348W Poster - Quantitative Genetics
Wednesday June 08, 8:30 PM - 9:15 PM

Understanding the local and global structure of pleiotropy using a yeast cross


Authors:
Shreyas Gopalakrishnan; Artur Rego-Costa; Eliot Fenton; Michael Desai

Affiliation: Harvard University, Cambridge, MA

Keywords:
Complex traits

Pleiotropy, the phenomenon where a single locus affects multiple traits, is an important feature of the genetic architecture of traits. Current descriptions of pleiotropy have been limited by the poor spatial resolution of causal loci and the difficulty in measuring a large number of traits. In this study, we overcame these limitations by using DNA barcode sequencing based fitness assays to measure the fitness of 100,000 F1 segregant genotypes from a yeast cross in 111 different environments. These 111 environments consisted of a set of perturbation gradients (e.g. a temperature gradient) imposed on four very different base environments and thus contained both similar (“local” pleiotropy) and dissimilar environments (“global” pleiotropy).
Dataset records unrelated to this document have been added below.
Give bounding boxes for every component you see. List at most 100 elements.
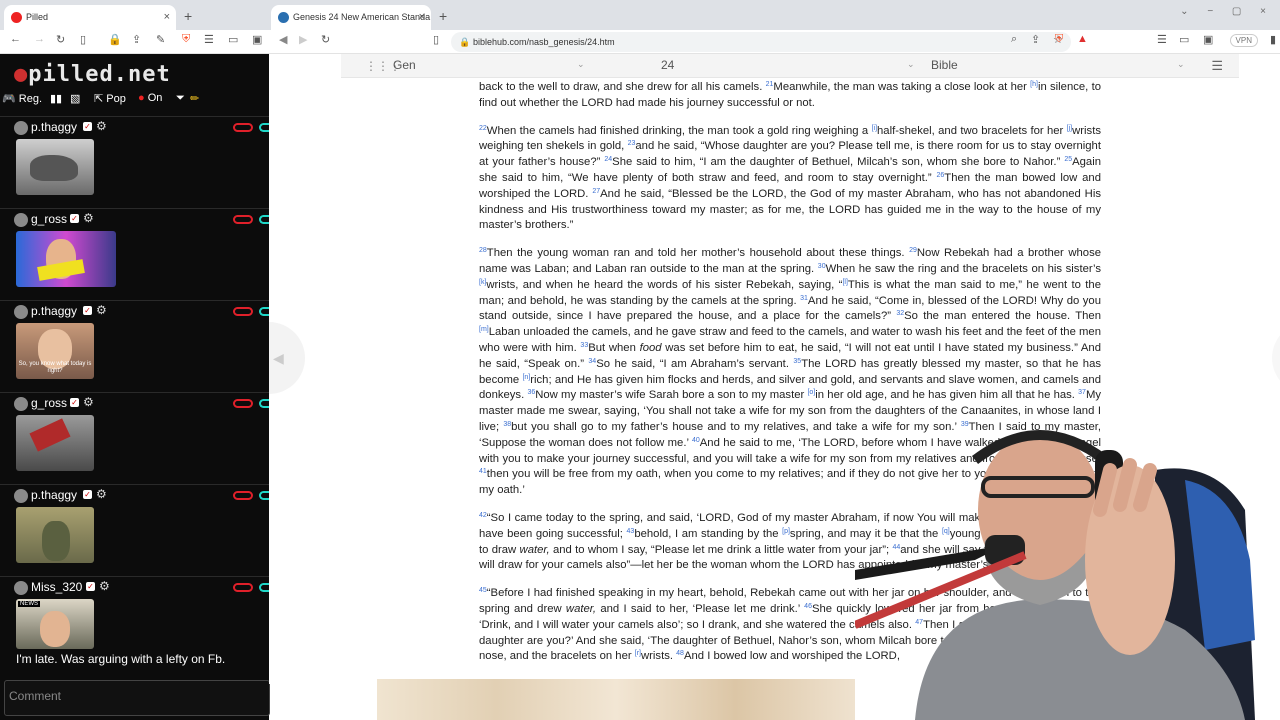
scripture-paragraph: back to the well to draw, and she drew f… — [479, 81, 1101, 109]
edit-icon[interactable]: ✎ — [156, 33, 165, 46]
window-controls-icon[interactable]: ⌄ − ▢ × — [1180, 6, 1274, 17]
sidebar-icon[interactable]: ▭ — [228, 33, 238, 46]
username[interactable]: p.thaggy — [31, 120, 77, 134]
forward-icon[interactable]: → — [34, 33, 45, 45]
avatar[interactable] — [14, 305, 28, 319]
gear-icon[interactable]: ⚙ — [96, 487, 107, 501]
gear-icon[interactable]: ⚙ — [83, 395, 94, 409]
message-image[interactable] — [16, 139, 94, 195]
back-icon[interactable]: ◀ — [279, 33, 287, 46]
hamburger-menu-icon[interactable]: ☰ — [1211, 58, 1223, 74]
reload-icon[interactable]: ↻ — [321, 33, 330, 46]
username[interactable]: g_ross — [31, 212, 67, 226]
status-indicator-secondary — [259, 583, 269, 592]
gear-icon[interactable]: ⚙ — [99, 579, 110, 593]
forward-icon[interactable]: ▶ — [299, 33, 307, 46]
bookmark-icon[interactable]: ▯ — [80, 33, 86, 46]
menu-lines-icon[interactable]: ☰ — [204, 33, 214, 46]
avatar[interactable] — [14, 489, 28, 503]
page-bottom — [270, 679, 377, 720]
verified-icon: ✓ — [83, 122, 92, 131]
username[interactable]: p.thaggy — [31, 304, 77, 318]
image-icon[interactable]: ▧ — [70, 92, 80, 105]
new-tab-icon[interactable]: + — [184, 8, 192, 24]
status-indicator — [233, 215, 253, 224]
message-image[interactable] — [16, 231, 116, 287]
status-indicator — [233, 583, 253, 592]
username[interactable]: Miss_320 — [31, 580, 82, 594]
avatar[interactable] — [14, 213, 28, 227]
next-chapter-button[interactable] — [1272, 322, 1280, 394]
avatar[interactable] — [14, 121, 28, 135]
site-logo: ●pilled.net — [14, 62, 171, 87]
zoom-icon[interactable]: ⌕ — [1011, 33, 1017, 46]
register-button[interactable]: 🎮 Reg. — [2, 92, 42, 105]
avatar[interactable] — [14, 397, 28, 411]
chapter-select[interactable]: 24 — [661, 58, 674, 72]
chevron-down-icon: ⌄ — [1177, 59, 1185, 69]
status-indicator — [233, 307, 253, 316]
globe-favicon-icon — [278, 12, 289, 23]
pencil-icon[interactable]: ✏ — [190, 92, 199, 105]
username[interactable]: p.thaggy — [31, 488, 77, 502]
tab-pilled[interactable]: Pilled × — [4, 5, 176, 30]
previous-chapter-button[interactable]: ◀ — [269, 322, 305, 394]
profile-icon[interactable]: ▮ — [1270, 33, 1276, 46]
gamepad-icon: 🎮 — [2, 93, 16, 105]
sidebar-icon[interactable]: ▭ — [1179, 33, 1189, 46]
status-indicator — [233, 123, 253, 132]
message-image[interactable]: So, you know what today is right? — [16, 323, 94, 379]
brave-shield-icon[interactable]: ⛨ — [1055, 33, 1063, 46]
avatar[interactable] — [14, 581, 28, 595]
menu-lines-icon[interactable]: ☰ — [1157, 33, 1167, 46]
tab-genesis[interactable]: Genesis 24 New American Standa × — [271, 5, 431, 30]
popout-button[interactable]: ⇱ Pop — [94, 92, 126, 105]
status-indicator — [233, 399, 253, 408]
wallet-icon[interactable]: ▣ — [252, 33, 262, 46]
gear-icon[interactable]: ⚙ — [96, 119, 107, 133]
vpn-button[interactable]: VPN — [1229, 34, 1258, 47]
reload-icon[interactable]: ↻ — [56, 33, 65, 46]
message-image[interactable]: NEWS — [16, 599, 94, 649]
chat-message: p.thaggy ✓ ⚙ So, you know what today is … — [0, 300, 269, 392]
tab-close-icon[interactable]: × — [164, 5, 170, 30]
verified-icon: ✓ — [70, 214, 79, 223]
share-icon[interactable]: ⇪ — [132, 33, 141, 46]
status-indicator — [233, 491, 253, 500]
filter-icon[interactable]: ⏷ — [176, 92, 185, 105]
chat-message: g_ross ✓ ⚙ — [0, 392, 269, 484]
back-icon[interactable]: ← — [10, 33, 21, 45]
image-caption: So, you know what today is right? — [18, 361, 92, 374]
status-indicator-secondary — [259, 491, 269, 500]
verified-icon: ✓ — [70, 398, 79, 407]
gear-icon[interactable]: ⚙ — [96, 303, 107, 317]
pill-icon: ● — [138, 92, 145, 104]
sound-toggle[interactable]: ● On — [138, 92, 162, 104]
tab-close-icon[interactable]: × — [419, 5, 425, 30]
book-select[interactable]: Gen — [393, 58, 416, 72]
gear-icon[interactable]: ⚙ — [83, 211, 94, 225]
username[interactable]: g_ross — [31, 396, 67, 410]
wallet-icon[interactable]: ▣ — [1203, 33, 1213, 46]
comment-input[interactable]: Comment — [4, 680, 270, 716]
message-image[interactable] — [16, 415, 94, 471]
address-bar[interactable]: 🔒 biblehub.com/nasb_genesis/24.htm — [451, 32, 1071, 52]
version-select[interactable]: Bible — [931, 58, 958, 72]
status-indicator-secondary — [259, 215, 269, 224]
new-tab-icon[interactable]: + — [439, 8, 447, 24]
columns-icon[interactable]: ▮▮ — [50, 92, 62, 105]
share-icon[interactable]: ⇪ — [1031, 33, 1040, 46]
pilled-favicon-icon — [11, 12, 22, 23]
status-indicator-secondary — [259, 123, 269, 132]
chat-message: g_ross ✓ ⚙ — [0, 208, 269, 300]
chat-toolbar: 🎮 Reg. ▮▮ ▧ ⇱ Pop ● On ⏷ ✏ — [0, 90, 269, 110]
status-indicator-secondary — [259, 307, 269, 316]
webcam-overlay — [855, 420, 1280, 720]
popout-icon: ⇱ — [94, 93, 104, 105]
message-image[interactable] — [16, 507, 94, 563]
tab-title: Pilled — [26, 12, 49, 22]
bookmark-icon[interactable]: ▯ — [433, 33, 439, 46]
brave-rewards-icon[interactable]: ▲ — [1077, 33, 1088, 45]
scripture-paragraph: 22When the camels had finished drinking,… — [479, 124, 1102, 232]
brave-shield-icon[interactable]: ⛨ — [182, 33, 190, 46]
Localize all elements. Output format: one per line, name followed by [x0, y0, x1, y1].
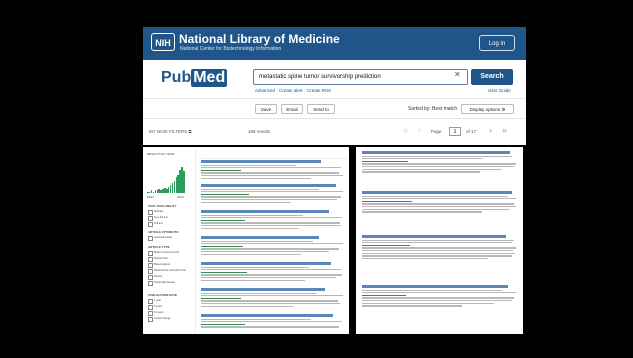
filter-label: Review: [154, 275, 163, 278]
filter-label: 1 year: [154, 299, 161, 302]
nih-logo[interactable]: NIH: [151, 33, 175, 51]
result-item[interactable]: [362, 191, 519, 213]
create-rss-link[interactable]: Create RSS: [307, 88, 331, 93]
nlm-title: National Library of Medicine: [179, 32, 340, 46]
divider: [143, 118, 526, 119]
filter-label: Associated data: [154, 236, 172, 239]
pubmed-logo-pub: Pub: [161, 69, 192, 86]
page-label: Page: [431, 129, 442, 134]
next-page-icon[interactable]: ›: [489, 126, 492, 135]
email-button[interactable]: Email: [281, 104, 303, 114]
result-item[interactable]: [362, 151, 519, 173]
filter-checkbox[interactable]: [148, 222, 153, 227]
results-count: 168 results: [248, 129, 271, 134]
clear-search-icon[interactable]: ✕: [454, 70, 461, 79]
filter-label: Abstract: [154, 210, 164, 213]
last-page-icon[interactable]: »: [502, 126, 507, 135]
result-item[interactable]: [201, 160, 345, 179]
save-button[interactable]: Save: [255, 104, 277, 114]
create-alert-link[interactable]: Create alert: [279, 88, 303, 93]
user-guide-link[interactable]: User Guide: [488, 88, 511, 93]
result-item[interactable]: [201, 288, 345, 307]
my-ncbi-filters-label: MY NCBI FILTERS: [149, 129, 188, 134]
pubmed-logo[interactable]: Pub Med: [161, 69, 228, 87]
result-item[interactable]: [201, 314, 345, 328]
nlm-subtitle: National Center for Biotechnology Inform…: [180, 46, 282, 52]
pubmed-logo-med: Med: [191, 69, 228, 87]
result-item[interactable]: [201, 262, 345, 281]
filter-label: 10 years: [154, 311, 164, 314]
filter-label: Books and Documents: [154, 251, 180, 254]
result-item[interactable]: [201, 236, 345, 255]
filter-heading: ARTICLE ATTRIBUTE: [148, 230, 179, 234]
filter-checkbox[interactable]: [148, 263, 153, 268]
filter-label: Clinical Trial: [154, 257, 168, 260]
results-panel-continued: [356, 147, 523, 334]
filter-checkbox[interactable]: [148, 269, 153, 274]
filter-checkbox[interactable]: [148, 210, 153, 215]
nih-header-bar: NIH National Library of Medicine Nationa…: [143, 27, 526, 60]
filter-checkbox[interactable]: [148, 317, 153, 322]
filter-checkbox[interactable]: [148, 275, 153, 280]
divider: [143, 98, 526, 99]
results-by-year-graph[interactable]: [147, 167, 185, 193]
year-end: 2023: [177, 195, 184, 199]
filter-checkbox[interactable]: [148, 305, 153, 310]
sidebar-divider: [195, 147, 196, 334]
filter-heading: PUBLICATION DATE: [148, 293, 178, 297]
prev-page-icon[interactable]: ‹: [418, 126, 421, 135]
filter-checkbox[interactable]: [148, 257, 153, 262]
filter-label: Randomized Controlled Trial: [154, 269, 186, 272]
display-options-label: Display options: [469, 107, 501, 112]
filter-label: Free full text: [154, 216, 168, 219]
page-total: of 17: [466, 129, 477, 134]
results-panel: RESULTS BY YEAR 1994 2023 TEXT AVAILABIL…: [143, 147, 349, 334]
login-button[interactable]: Log in: [479, 35, 515, 51]
gear-icon: ⚙: [501, 107, 506, 112]
filter-label: Full text: [154, 222, 163, 225]
filter-checkbox[interactable]: [148, 216, 153, 221]
advanced-link[interactable]: Advanced: [255, 88, 275, 93]
filter-checkbox[interactable]: [148, 311, 153, 316]
external-link-icon: ⧉: [188, 129, 192, 134]
filter-label: Meta-Analysis: [154, 263, 170, 266]
pubmed-main-window: NIH National Library of Medicine Nationa…: [143, 27, 526, 145]
my-ncbi-filters[interactable]: MY NCBI FILTERS ⧉: [149, 129, 192, 134]
filter-heading: TEXT AVAILABILITY: [148, 204, 177, 208]
year-start: 1994: [147, 195, 154, 199]
sort-selector[interactable]: Sorted by: Best match: [408, 106, 457, 112]
filter-checkbox[interactable]: [148, 299, 153, 304]
result-item[interactable]: [362, 235, 519, 260]
display-options-button[interactable]: Display options ⚙: [461, 104, 514, 114]
filter-checkbox[interactable]: [148, 281, 153, 286]
search-button[interactable]: Search: [471, 69, 513, 85]
result-item[interactable]: [201, 184, 345, 203]
filter-heading: ARTICLE TYPE: [148, 245, 170, 249]
first-page-icon[interactable]: «: [403, 126, 408, 135]
filter-checkbox[interactable]: [148, 251, 153, 256]
send-to-button[interactable]: Send to: [307, 104, 335, 114]
filter-label: Custom Range: [154, 317, 171, 320]
filter-label: 5 years: [154, 305, 163, 308]
filter-checkbox[interactable]: [148, 236, 153, 241]
results-toolbar: [201, 151, 347, 159]
filter-label: Systematic Review: [154, 281, 176, 284]
timeline-label: RESULTS BY YEAR: [147, 152, 175, 156]
year-histogram-bar[interactable]: [183, 170, 185, 193]
result-item[interactable]: [201, 210, 345, 229]
search-input[interactable]: metastatic spine tumor survivorship pred…: [253, 69, 468, 85]
result-item[interactable]: [362, 285, 519, 307]
page-number-input[interactable]: 1: [449, 127, 461, 136]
The two major aims of this study are to determine if the effect of a perturbation is the same in the different base environments and if the fitness variation in many environments can be explained by variation along a small number of dimensions or “core phenotypes”. In a pilot study using a smaller number of F1 segregant genotypes, we found that perturbation gradients showed two major patterns of correlation: clustering by base environment and clustering by gradient concentration at high concentrations. We identified causal loci responsible for fitness variation by quantitative trait locus (QTL) mapping; these causal loci were jointly mapped across environments to improve spatial resolution. Preliminary joint QTL mapping identified several genes with known fitness effects and causal loci whose effect sizes were correlated with the gradient concentration. This work provides a detailed description of pleiotropy across a variety of laboratory environments and infers a lower-dimensional space of “core phenotypes” that has good predictive power and provides biological insight into the genetic architecture of fitness.